Today, we were asked to look at fire incidents in the state of California. However, unlike in previous days, the data wasn’t readily available for us to download – we had to use our web scraping skills to get it ourselves. I’ll be honest – it took me a bit longer than I expected, but I managed to get there in the end, and even built a batch macro that processed the data for all the years available. So overall, I was quite proud of myself.
When it came to analysing and visualising the data in Tableau, one interesting thing I noticed was that while the total number of fire incidents was higher in the southern part of California, the total area burned was bigger in the northern counties. I wanted to explore what could be the reason for that. I assumed it might have something to do with the state’s geography, but could not find any usable data on forest vs urban or desert area by county, so needed to look for other potential explanations.
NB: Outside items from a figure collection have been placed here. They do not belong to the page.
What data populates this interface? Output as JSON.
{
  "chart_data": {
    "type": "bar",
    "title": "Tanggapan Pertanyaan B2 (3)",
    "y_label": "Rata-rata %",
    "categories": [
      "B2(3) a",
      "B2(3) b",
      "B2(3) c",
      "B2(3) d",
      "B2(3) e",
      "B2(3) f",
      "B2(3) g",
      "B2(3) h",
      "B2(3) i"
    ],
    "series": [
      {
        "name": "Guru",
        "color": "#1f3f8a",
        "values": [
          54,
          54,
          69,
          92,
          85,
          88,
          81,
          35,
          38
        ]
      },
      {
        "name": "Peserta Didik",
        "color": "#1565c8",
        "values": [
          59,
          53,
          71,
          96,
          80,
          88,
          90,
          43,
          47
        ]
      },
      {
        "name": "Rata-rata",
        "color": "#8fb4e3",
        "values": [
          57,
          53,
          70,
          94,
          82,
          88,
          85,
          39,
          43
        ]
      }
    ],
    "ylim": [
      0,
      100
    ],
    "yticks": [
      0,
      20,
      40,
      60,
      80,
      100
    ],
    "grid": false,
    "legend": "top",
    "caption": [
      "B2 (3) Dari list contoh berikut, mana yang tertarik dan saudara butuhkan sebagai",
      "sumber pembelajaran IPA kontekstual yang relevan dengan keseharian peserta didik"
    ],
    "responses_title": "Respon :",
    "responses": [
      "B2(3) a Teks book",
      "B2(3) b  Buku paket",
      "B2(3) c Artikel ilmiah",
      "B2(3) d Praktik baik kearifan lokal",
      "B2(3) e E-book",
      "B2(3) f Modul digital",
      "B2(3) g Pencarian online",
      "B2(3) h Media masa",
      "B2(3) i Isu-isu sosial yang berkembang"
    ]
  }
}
I came across an article by National Geographic which suggested that a sharp increase in the population and the development of fire-prone areas in California can be seen as another factor contributing to the increase of uncontrollable fires. I downloaded some historical population data for each county and tried to see if there was any correlation between the population growth rate and the percentage increase in fire incidents or acres of land burned. Neither of the scatterplots showed any clear correlation, which meant that the number of fire incidents and their magnitude are not directly related to population growth, at least in the last decade.
Finally, I wanted to have a look at the number of fire stations in each county and whether or not that had any relationship with the number of fires. My analysis showed that, in general, as expected, more acres of land have been damaged by fires in counties with fewer fire stations. Unfortunately, I didn't quite manage to dig any further, but if I had more time, my next step would have been to add some data on total land area for each county to be able to normalise the values and see whether any additional insights would show up then.